Study Limitations: There are several factors that limit our study. First, HEK293 cells are very different from Schwann cells (one of the cell types primarily affected in individuals with NF1). HEK293 cells are derived from human embryonic kidney cells (not neural crest cells; but they maybe neuronal as they share similarities with embryonic adrenal precursor cells (Lin et al., 2014) transformed by incorporation of 4.5 kb of adenovirus 5 genome into human chromosome 19 and carries a modal chromosome number of 64 in 30% of cells. Notably, this increased chromosome number does not affect any of the RAS or RASGAP genes. HEK293s have all three wild type Ras isoforms. Even though the Ras pathway is remarkably conserved, there could be modifiers in this cell line not present in Schwann cells, melanocytes, neurons, and osteoblasts/osteoclasts. Second, while Ras assays are commonly employed to evaluate NF1 variants, determination and evaluation of alternative functions is critical. Little information is available regarding how variants might affect NF1 dimerization, nuclear localization (or cellular localization in general) or even how they might interact with other binding partners. Recently, a new mechanism whereby NF1 binds the estrogen receptor (ER) and acts as a transcriptional corepressor has emerged; this ER activity is functionally independent of GAP activity (Zheng et al., 2020). Thus, NF1 is a dual repressor for both Ras and ER signaling. Defining how variants affect these functions will aid our understanding of neurofibromin structure-function. Finally, our assay is an over-expression assay and hence does not reflect endogenous expression levels.

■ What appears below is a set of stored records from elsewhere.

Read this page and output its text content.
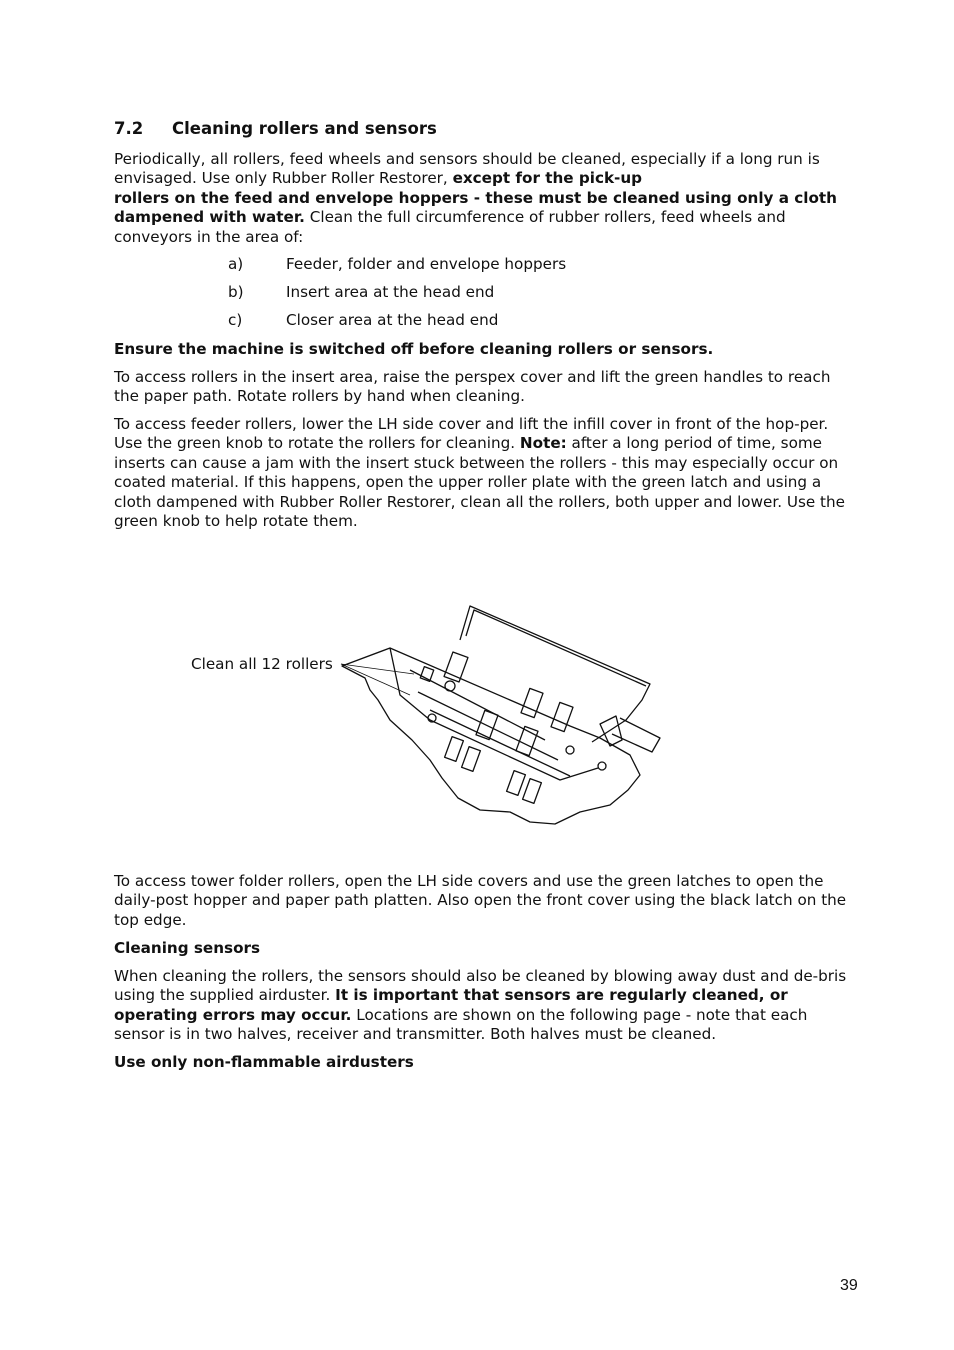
7.2 Cleaning rollers and sensors

Periodically, all rollers, feed wheels and sensors should be cleaned, especially if a long run is envisaged. Use only Rubber Roller Restorer, except for the pick-up
rollers on the feed and envelope hoppers - these must be cleaned using only a cloth dampened with water. Clean the full circumference of rubber rollers, feed wheels and conveyors in the area of:

a)	Feeder, folder and envelope hoppers
b)	Insert area at the head end
c)	Closer area at the head end

Ensure the machine is switched off before cleaning rollers or sensors.

To access rollers in the insert area, raise the perspex cover and lift the green handles to reach the paper path. Rotate rollers by hand when cleaning.

To access feeder rollers, lower the LH side cover and lift the infill cover in front of the hop-per. Use the green knob to rotate the rollers for cleaning. Note: after a long period of time, some inserts can cause a jam with the insert stuck between the rollers - this may especially occur on coated material. If this happens, open the upper roller plate with the green latch and using a cloth dampened with Rubber Roller Restorer, clean all the rollers, both upper and lower. Use the green knob to help rotate them.

Clean all 12 rollers

To access tower folder rollers, open the LH side covers and use the green latches to open the daily-post hopper and paper path platten. Also open the front cover using the black latch on the top edge.

Cleaning sensors

When cleaning the rollers, the sensors should also be cleaned by blowing away dust and de-bris using the supplied airduster. It is important that sensors are regularly cleaned, or operating errors may occur. Locations are shown on the following page - note that each sensor is in two halves, receiver and transmitter. Both halves must be cleaned.

Use only non-flammable airdusters

39
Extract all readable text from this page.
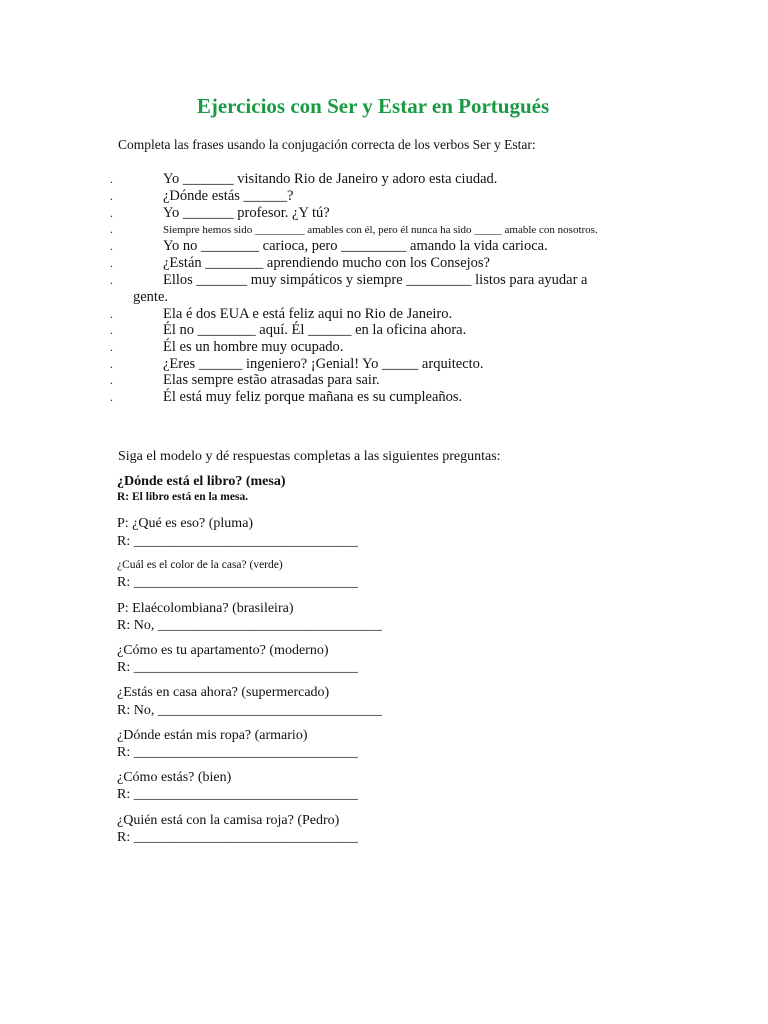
Ejercicios con Ser y Estar en Portugués
Completa las frases usando la conjugación correcta de los verbos Ser y Estar:
.	Yo _______ visitando Rio de Janeiro y adoro esta ciudad.
.	¿Dónde estás ______?
.	Yo _______ profesor. ¿Y tú?
.	Siempre hemos sido _________ amables con él, pero él nunca ha sido _____ amable con nosotros.
.	Yo no ________ carioca, pero _________ amando la vida carioca.
.	¿Están ________ aprendiendo mucho con los Consejos?
.	Ellos _______ muy simpáticos y siempre _________ listos para ayudar a
gente.
.	Ela é dos EUA e está feliz aqui no Rio de Janeiro.
.	Él no ________ aquí. Él ______ en la oficina ahora.
.	Él es un hombre muy ocupado.
.	¿Eres ______ ingeniero? ¡Genial! Yo _____ arquitecto.
.	Elas sempre estão atrasadas para sair.
.	Él está muy feliz porque mañana es su cumpleaños.
Siga el modelo y dé respuestas completas a las siguientes preguntas:
¿Dónde está el libro? (mesa)
R: El libro está en la mesa.
P: ¿Qué es eso? (pluma)
R: ________________________________
¿Cuál es el color de la casa? (verde)
R: ________________________________
P: Elaécolombiana? (brasileira)
R: No, ________________________________
¿Cómo es tu apartamento? (moderno)
R: ________________________________
¿Estás en casa ahora? (supermercado)
R: No, ________________________________
¿Dónde están mis ropa? (armario)
R: ________________________________
¿Cómo estás? (bien)
R: ________________________________
¿Quién está con la camisa roja? (Pedro)
R: ________________________________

To date, NF1 cannot be cured. While MEK inhibitors can block Ras signaling regardless of mutation type, therapeutics that address the underlying cause of the disease by restoring neurofibromin function to a level that leads to a non-pathogenic phenotype do not yet exist. Various gene and mRNA targeting strategies have been proposed and are being evaluated for their therapeutic potential in NF1 (Leier et al., 2020). Compounds such as proteosome inhibitors could be used to stabilize neurofibromin levels if the protein is being targeted for degradation. Potentiators (analogous to those utilized for CFTR) might be used to directly bind NF1 and stabilize it or prevent it from being degraded. NF1 mimetics might be developed to stimulate Ras GTPase activity. Thus, molecular diagnostics and determination of a variant’s stability and function are increasingly relevant to guide clinical care for those with known genotype-phenotype correlations and may also have implications for both classification of variants of uncertain significance (particularly those found in breast cancer) and developing therapeutics. Once variants and their effects are established and categorized, new classes of therapeutics become possible.